Hajar Raïssouni reste (pour le moment) en prison !
Source : Lesinfos.ma
17/09/2019 11:00

À l’issue d’une audience longuement interrompue en raison de problèmes techniques, la défense de la journaliste a demandé un report d’audience et l’abandon des charges qui pèsent sur Hajar Raïssouni, son fiancé ainsi que l’équipe médicale. Les prévenus seront probablement fixés sur leur sort le 23 septembre prochain.   

Hajar Raïssouni, la journaliste du quotidien arabophone Akhbar Al Yaoum poursuivie avec son fiancé pour « relations sexuelles hors liens du mariage » et « avortement illégal », restera incarcérée au minimum jusqu’au 19 septembre prochain. En effet, au cours d’une audience qui s’est tenue ce lundi au tribunal de première instance de Rabat, le juge en charge de l’affaire a répondu favorablement à la demande de report d’audience formulée par le bâtonnier Abderrahim El Jamaï, membre du comité de défense. Ce dernier ayant avancé des raisons de « fatigue des prévenus, présents au tribunal pendant plusieurs heures ».
Par ailleurs, le juge a accepté d’examiner la demande de mise en liberté provisoire des accusés le 19 septembre, comme l’expliquent nos confrères du Site info.
Le bâtonnier Abderrahman Benamrou, lui aussi membre du comité de défense, a demandé pour sa part l’invalidation des procès-verbaux de la police ainsi que du rapport médical versé au dossier, pour « vices de procédure », indique de son côté le journal Tel Quel qui était présent sur place, qui ajoute que les autres avocats chargés de la défense ont demandé l’annulation de toutes les poursuites et la libération de Hajar Raïssouni ainsi que des quatre autres prévenus – son fiancé, le médecin accusé d’avoir pratiqué l’acte, sa secrétaire et son assistant-infirmier. Les avocats ont plaidé le non-respect de la procédure pénale au cours de leur arrestation le 31 août. En effet, la défense conteste le « flagrant délit » et explique que l’arrestation a eu lieu sur un boulevard et non dans la clinique. « Il n’existe aucun procès-verbal dans lequel Hajar Raïssouni reconnaît l’avortement. Seul un PV de la police judiciaire qu’elle a refusé de signer parle d’avortement. Il ne peut donc être pris en considération », a plaidé Me Nouidi, l’un des avocats de la journaliste, comme le rapportent nos confrères de Tel Quel.
Pour rappel, la journaliste réfute catégoriquement les accusations qui pèsent sur elle depuis son arrestation. « Je suis une femme mariée et nous avons récité la Fatiha au domicile de ma famille.
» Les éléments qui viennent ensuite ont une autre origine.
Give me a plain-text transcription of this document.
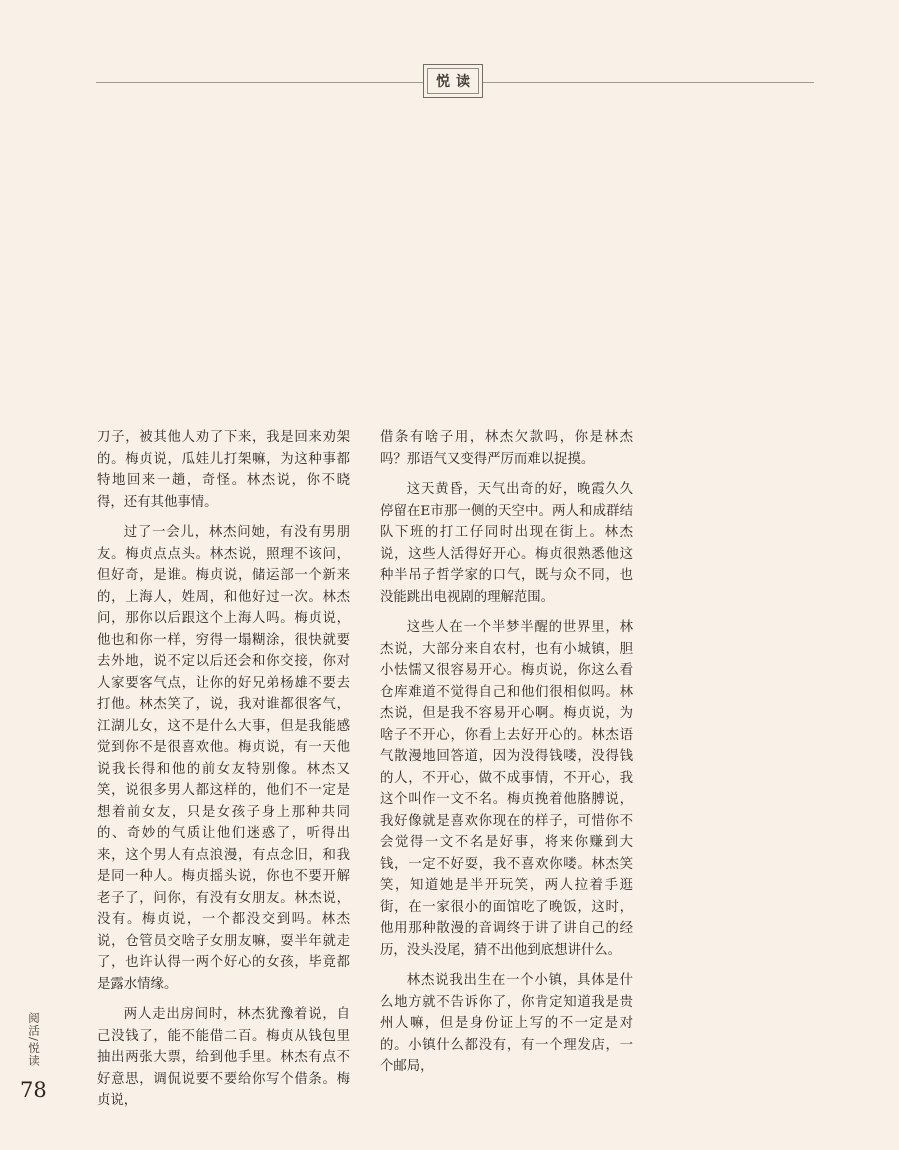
悦读

刀子，被其他人劝了下来，我是回来劝架的。梅贞说，瓜娃儿打架嘛，为这种事都特地回来一趟，奇怪。林杰说，你不晓得，还有其他事情。

过了一会儿，林杰问她，有没有男朋友。梅贞点点头。林杰说，照理不该问，但好奇，是谁。梅贞说，储运部一个新来的，上海人，姓周，和他好过一次。林杰问，那你以后跟这个上海人吗。梅贞说，他也和你一样，穷得一塌糊涂，很快就要去外地，说不定以后还会和你交接，你对人家要客气点，让你的好兄弟杨雄不要去打他。林杰笑了，说，我对谁都很客气，江湖儿女，这不是什么大事，但是我能感觉到你不是很喜欢他。梅贞说，有一天他说我长得和他的前女友特别像。林杰又笑，说很多男人都这样的，他们不一定是想着前女友，只是女孩子身上那种共同的、奇妙的气质让他们迷惑了，听得出来，这个男人有点浪漫，有点念旧，和我是同一种人。梅贞摇头说，你也不要开解老子了，问你，有没有女朋友。林杰说，没有。梅贞说，一个都没交到吗。林杰说，仓管员交啥子女朋友嘛，耍半年就走了，也许认得一两个好心的女孩，毕竟都是露水情缘。

两人走出房间时，林杰犹豫着说，自己没钱了，能不能借二百。梅贞从钱包里抽出两张大票，给到他手里。林杰有点不好意思，调侃说要不要给你写个借条。梅贞说，

借条有啥子用，林杰欠款吗，你是林杰吗？那语气又变得严厉而难以捉摸。

这天黄昏，天气出奇的好，晚霞久久停留在E市那一侧的天空中。两人和成群结队下班的打工仔同时出现在街上。林杰说，这些人活得好开心。梅贞很熟悉他这种半吊子哲学家的口气，既与众不同，也没能跳出电视剧的理解范围。

这些人在一个半梦半醒的世界里，林杰说，大部分来自农村，也有小城镇，胆小怯懦又很容易开心。梅贞说，你这么看仓库难道不觉得自己和他们很相似吗。林杰说，但是我不容易开心啊。梅贞说，为啥子不开心，你看上去好开心的。林杰语气散漫地回答道，因为没得钱喽，没得钱的人，不开心，做不成事情，不开心，我这个叫作一文不名。梅贞挽着他胳膊说，我好像就是喜欢你现在的样子，可惜你不会觉得一文不名是好事，将来你赚到大钱，一定不好耍，我不喜欢你喽。林杰笑笑，知道她是半开玩笑，两人拉着手逛街，在一家很小的面馆吃了晚饭，这时，他用那种散漫的音调终于讲了讲自己的经历，没头没尾，猜不出他到底想讲什么。

林杰说我出生在一个小镇，具体是什么地方就不告诉你了，你肯定知道我是贵州人嘛，但是身份证上写的不一定是对的。小镇什么都没有，有一个理发店，一个邮局，

阅活/悦读
78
Nous nous préparions à acter notre union et nous avons aussi déposé notre dossier auprès de l’ambassade soudanaise, puisqu’il s’agit d’un mariage mixte. Je n’ai subi aucun avortement », avait-elle affirmé lors de sa première audience.
Le gynécologue obstétricien avait rejeté à son tour les accusations lors de cette même première audience, expliquant que la journaliste s’était présentée à son cabinet en souffrant de graves saignements. « J’ai dû effectuer une intervention chirurgicale urgente pour arrêter l’hémorragie », avait-il déclaré au Parquet.
Hajar Raïssouni risque selon le droit pénal marocain jusqu’à 2 ans de prison. Son gynécologue ainsi que l’assistante de ce dernier risquent quant à eux des peines allant de 1 à 5 ans de prison pour des accusations de « débauche, avortement et participation à l’avortement ».